New Yorker’s Harold Ross Truly A Character For The Ages
“Genius In Disguise: Harold Ross Of The New Yorker” By Thomas Kunkel (Random House, 497 pages, $25)
Great magazines succeed not only in capturing the spirit of their time but in transporting readers into a shiny and immediate world bound between the covers.
In 1925, Harold Ross, a high school dropout from the then-frontier town of Aspen, Colo., created the most sophisticated urban journal of the 20th century. For the quarter century that Ross guided the magazine, and for many years after, the New Yorker created the journalism equivalent of Astaire dancing.
Most weeks, not another publication could touch it.
In an era as soaked with characters as bootleg gin, Ross was a giant, an eccentric for the ages. He forbade staffers from speaking to him in elevators. Why? Because he worried that it would identify him to armies of hopeful artists and scriveners.
His pre-punk hair screamed toward the heavens while his language mopped the decks of hell. “As ugly as he is brilliant,” said the writer Janet Flanner. He played the rube - “Is Moby Dick the whale or the man?” he once queried a writer - while palling around with Noel Coward and Ginger Rogers.

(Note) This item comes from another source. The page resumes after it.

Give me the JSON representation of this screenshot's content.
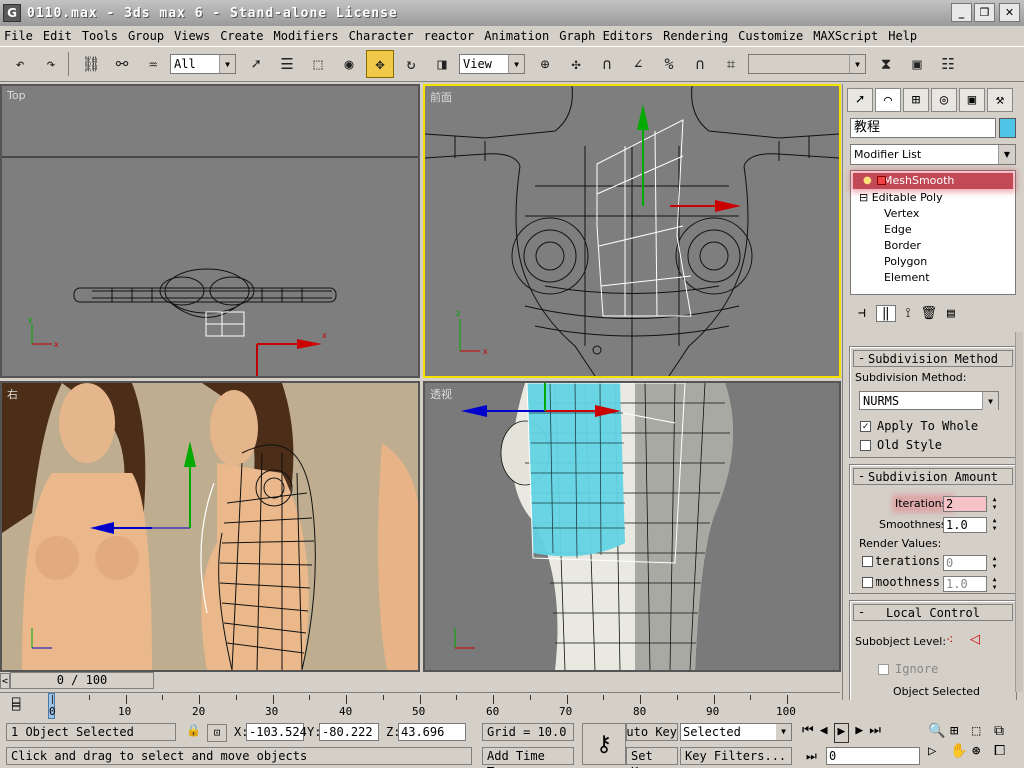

Ross, as everyone called him, proved irresistible fodder to a good many of his New Yorker charges. “The Years With Ross” is James Thurber’s charming valentine. Brendan Gill delivered the more resistible “Here at the New Yorker.” E.J. Kahn, Jr.’s entry in the Ross canon, “About the New Yorker and Me,” is really vice versa.
Thomas Kunkel, a veteran newspaperman, never knew Ross and never worked for the magazine (until an excerpt of “Genius in Disguise” was published in last month’s 70thanniversary issue).
But of all the New Yorker volumes, this is the one to read - though no one should ever pass up Thurber.
It helped that Ross, like so many of his staffers, were New Yorkers by choice, lending the newcomer’s curiosity about Manhattan to the magazine. (Ross’ successor, the equally legendary William Shawn, was a Chicagoan. And the current editor, Tina Brown, is British. Among the magazine’s four reigning editors, only Robert Gottleib was a native.)
“Ross’ New Yorker represented an almost magical confluence of an idea, a time and a place, arriving just after New York emerged as a world city, yet before the pervasive presence of television: that brief window when an erudite little ‘comic paper’ could be a major cultural force in a way that is unthinkable now,” Kunkel writes.